Assembling networks of microbial genomes using linear programming
1 Faculty of Computer Science, Dalhousie University, 6050 University Avenue, Halifax, Nova Scotia, B3 H 1W5, Canada
2 Department of Physics and Atmospheric Science, Dalhousie University, Halifax, Nova Scotia, B3 H 3J5, Canada
3 Institute for Quantum Computing, University of Waterloo 200 University Ave. West, Waterloo, Ontario, N2L 3G1, Canada
BMC Evolutionary Biology 2010, 10:360 doi:10.1186/1471-2148-10-360Published: 20 November 2010
Microbial genomes exhibit complex sets of genetic affinities due to lateral genetic transfer.
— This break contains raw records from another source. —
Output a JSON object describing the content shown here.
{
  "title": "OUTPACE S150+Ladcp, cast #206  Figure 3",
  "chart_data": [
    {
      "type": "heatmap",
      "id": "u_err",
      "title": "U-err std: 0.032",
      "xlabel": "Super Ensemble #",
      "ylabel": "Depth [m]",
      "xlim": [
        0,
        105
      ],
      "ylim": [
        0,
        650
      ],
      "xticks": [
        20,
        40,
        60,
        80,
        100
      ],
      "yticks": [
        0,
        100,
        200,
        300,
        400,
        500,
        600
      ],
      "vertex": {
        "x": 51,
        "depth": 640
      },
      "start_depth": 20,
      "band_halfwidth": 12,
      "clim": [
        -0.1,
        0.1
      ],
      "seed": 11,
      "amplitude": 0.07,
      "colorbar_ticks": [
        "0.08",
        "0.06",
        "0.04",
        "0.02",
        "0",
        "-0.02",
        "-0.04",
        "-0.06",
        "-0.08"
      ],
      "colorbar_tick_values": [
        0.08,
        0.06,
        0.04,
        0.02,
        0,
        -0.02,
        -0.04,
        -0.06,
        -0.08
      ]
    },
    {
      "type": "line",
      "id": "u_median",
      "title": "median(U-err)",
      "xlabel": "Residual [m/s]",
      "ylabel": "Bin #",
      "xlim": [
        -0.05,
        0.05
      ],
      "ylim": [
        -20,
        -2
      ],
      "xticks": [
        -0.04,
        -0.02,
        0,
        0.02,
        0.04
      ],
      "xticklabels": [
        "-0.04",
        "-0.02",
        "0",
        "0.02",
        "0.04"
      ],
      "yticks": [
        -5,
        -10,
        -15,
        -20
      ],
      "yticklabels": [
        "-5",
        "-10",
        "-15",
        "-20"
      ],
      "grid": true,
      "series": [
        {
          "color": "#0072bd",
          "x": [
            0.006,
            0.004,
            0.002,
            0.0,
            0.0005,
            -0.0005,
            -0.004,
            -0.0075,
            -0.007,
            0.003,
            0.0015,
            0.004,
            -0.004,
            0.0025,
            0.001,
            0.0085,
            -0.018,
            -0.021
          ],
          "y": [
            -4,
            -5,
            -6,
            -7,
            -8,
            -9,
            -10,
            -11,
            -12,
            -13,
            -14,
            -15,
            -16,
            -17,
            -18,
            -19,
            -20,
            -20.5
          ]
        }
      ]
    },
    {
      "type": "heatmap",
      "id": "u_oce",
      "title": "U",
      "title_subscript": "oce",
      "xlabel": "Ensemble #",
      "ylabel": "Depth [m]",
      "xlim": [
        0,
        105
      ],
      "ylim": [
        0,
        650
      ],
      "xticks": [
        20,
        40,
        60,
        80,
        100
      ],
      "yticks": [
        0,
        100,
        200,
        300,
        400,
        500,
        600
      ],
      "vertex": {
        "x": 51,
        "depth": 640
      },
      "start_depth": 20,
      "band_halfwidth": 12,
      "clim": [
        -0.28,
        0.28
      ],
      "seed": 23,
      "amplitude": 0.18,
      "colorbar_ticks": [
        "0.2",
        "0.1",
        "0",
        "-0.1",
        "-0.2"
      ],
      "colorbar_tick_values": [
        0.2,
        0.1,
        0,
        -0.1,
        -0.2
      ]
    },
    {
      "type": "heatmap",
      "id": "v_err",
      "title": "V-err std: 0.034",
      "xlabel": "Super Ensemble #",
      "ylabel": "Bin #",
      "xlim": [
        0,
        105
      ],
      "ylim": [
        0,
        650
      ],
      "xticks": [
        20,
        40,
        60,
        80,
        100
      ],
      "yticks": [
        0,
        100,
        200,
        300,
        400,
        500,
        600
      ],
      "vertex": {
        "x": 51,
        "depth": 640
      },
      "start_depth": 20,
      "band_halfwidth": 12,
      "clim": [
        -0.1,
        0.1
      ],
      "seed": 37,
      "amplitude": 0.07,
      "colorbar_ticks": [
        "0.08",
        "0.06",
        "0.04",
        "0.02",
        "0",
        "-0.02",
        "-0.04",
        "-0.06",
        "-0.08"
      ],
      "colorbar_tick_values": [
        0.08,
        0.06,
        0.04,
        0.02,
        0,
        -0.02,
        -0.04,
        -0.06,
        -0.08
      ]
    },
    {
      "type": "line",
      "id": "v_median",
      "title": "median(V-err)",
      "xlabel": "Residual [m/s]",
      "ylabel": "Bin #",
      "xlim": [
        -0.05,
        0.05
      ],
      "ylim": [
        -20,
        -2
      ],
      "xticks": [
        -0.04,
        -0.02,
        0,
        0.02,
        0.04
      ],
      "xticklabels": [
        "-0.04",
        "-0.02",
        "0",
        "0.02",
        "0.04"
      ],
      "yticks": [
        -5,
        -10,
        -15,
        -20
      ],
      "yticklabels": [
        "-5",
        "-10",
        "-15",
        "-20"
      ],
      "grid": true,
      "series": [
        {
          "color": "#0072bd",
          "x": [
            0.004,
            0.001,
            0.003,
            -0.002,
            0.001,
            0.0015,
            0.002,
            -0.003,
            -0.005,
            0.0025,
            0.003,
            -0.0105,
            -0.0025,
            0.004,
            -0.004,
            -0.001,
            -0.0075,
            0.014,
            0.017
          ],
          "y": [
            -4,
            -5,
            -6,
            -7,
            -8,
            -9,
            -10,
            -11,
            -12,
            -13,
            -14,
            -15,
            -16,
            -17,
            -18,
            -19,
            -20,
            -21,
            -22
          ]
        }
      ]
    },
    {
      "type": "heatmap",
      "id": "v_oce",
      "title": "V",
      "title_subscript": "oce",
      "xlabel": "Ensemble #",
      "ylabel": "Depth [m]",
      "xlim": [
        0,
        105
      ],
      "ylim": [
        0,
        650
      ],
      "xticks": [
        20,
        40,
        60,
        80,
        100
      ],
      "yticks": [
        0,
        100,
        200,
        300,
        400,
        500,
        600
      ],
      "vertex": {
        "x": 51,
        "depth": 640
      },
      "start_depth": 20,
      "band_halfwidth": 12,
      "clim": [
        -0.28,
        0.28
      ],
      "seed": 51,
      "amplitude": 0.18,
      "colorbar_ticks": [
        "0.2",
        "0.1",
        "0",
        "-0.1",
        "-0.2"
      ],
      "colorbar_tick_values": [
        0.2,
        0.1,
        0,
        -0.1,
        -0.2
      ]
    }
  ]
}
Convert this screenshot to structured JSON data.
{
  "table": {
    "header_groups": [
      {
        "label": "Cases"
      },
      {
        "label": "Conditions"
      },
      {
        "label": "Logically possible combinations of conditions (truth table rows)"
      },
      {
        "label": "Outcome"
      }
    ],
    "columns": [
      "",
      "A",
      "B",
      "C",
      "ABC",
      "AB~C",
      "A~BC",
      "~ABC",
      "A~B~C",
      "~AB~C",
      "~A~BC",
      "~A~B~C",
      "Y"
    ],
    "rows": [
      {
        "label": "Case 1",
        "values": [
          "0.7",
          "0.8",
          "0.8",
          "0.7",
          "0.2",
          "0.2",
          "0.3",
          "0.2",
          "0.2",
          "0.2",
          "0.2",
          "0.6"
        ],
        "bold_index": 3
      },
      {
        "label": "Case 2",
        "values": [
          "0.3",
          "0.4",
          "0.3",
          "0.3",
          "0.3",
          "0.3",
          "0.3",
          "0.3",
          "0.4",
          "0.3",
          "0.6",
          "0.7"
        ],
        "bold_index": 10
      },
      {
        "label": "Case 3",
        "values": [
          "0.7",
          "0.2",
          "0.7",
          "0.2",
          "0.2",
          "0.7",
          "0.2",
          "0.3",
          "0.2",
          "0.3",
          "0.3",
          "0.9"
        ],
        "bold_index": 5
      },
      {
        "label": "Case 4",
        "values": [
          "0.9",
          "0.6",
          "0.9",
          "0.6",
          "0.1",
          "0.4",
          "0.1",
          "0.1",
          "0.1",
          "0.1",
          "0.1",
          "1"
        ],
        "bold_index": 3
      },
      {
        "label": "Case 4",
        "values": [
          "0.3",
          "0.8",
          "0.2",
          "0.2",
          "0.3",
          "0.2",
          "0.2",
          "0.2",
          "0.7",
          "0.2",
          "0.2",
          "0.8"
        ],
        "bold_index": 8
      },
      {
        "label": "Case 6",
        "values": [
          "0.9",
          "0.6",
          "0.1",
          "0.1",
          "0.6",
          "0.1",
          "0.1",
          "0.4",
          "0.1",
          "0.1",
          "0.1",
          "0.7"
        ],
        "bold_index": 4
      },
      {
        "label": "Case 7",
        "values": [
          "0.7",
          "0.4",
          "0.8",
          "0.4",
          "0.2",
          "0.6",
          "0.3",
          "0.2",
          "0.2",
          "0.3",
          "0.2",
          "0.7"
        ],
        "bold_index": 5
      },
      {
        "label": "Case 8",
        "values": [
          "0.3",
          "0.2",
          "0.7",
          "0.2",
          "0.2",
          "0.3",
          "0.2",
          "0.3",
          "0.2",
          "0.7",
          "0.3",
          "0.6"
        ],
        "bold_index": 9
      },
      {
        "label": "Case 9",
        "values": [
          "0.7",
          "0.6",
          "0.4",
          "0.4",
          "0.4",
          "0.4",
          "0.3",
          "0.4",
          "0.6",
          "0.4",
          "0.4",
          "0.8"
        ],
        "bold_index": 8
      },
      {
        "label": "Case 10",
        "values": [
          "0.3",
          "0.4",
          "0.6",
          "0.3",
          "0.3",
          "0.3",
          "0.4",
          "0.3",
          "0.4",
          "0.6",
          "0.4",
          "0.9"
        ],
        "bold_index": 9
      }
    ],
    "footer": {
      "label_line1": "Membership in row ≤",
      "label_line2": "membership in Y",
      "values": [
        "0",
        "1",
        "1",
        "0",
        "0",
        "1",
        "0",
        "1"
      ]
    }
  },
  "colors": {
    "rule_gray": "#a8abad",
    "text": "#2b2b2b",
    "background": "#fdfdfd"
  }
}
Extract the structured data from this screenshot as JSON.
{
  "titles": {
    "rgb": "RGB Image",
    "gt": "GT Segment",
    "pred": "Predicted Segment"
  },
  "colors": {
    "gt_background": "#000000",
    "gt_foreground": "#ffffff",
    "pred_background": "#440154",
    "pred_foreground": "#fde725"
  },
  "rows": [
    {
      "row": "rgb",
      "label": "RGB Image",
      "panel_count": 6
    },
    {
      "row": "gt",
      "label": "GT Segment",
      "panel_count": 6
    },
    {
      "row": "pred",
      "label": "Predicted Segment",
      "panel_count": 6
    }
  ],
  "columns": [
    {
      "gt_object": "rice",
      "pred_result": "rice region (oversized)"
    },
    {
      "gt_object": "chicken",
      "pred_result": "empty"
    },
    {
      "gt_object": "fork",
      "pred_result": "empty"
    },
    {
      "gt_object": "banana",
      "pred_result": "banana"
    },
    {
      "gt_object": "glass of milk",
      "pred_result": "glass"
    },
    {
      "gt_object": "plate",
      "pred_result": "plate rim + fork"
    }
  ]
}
Assessing the relative contributions of parent-to-offspring inheritance and gene sharing is a vital step in understanding the evolutionary origins and modern-day function of an organism, but recovering and showing these relationships is a challenging problem.
We have developed a new approach that uses linear programming to find between-genome relationships, by treating tables of genetic affinities (here, represented by transformed BLAST e-values) as an optimization problem. Validation trials on simulated data demonstrate the effectiveness of the approach in recovering and representing vertical and lateral relationships among genomes. Application of the technique to a set comprising Aquifex aeolicus and 75 other thermophiles showed an important role for large genomes as 'hubs' in the gene sharing network, and suggested that genes are preferentially shared between organisms with similar optimal growth temperatures. We were also able to discover distinct and common genetic contributors to each sequenced representative of genus Pseudomonas.
The linear programming approach we have developed can serve as an effective inference tool in its own right, and can be an efficient first step in a more-intensive phylogenomic analysis.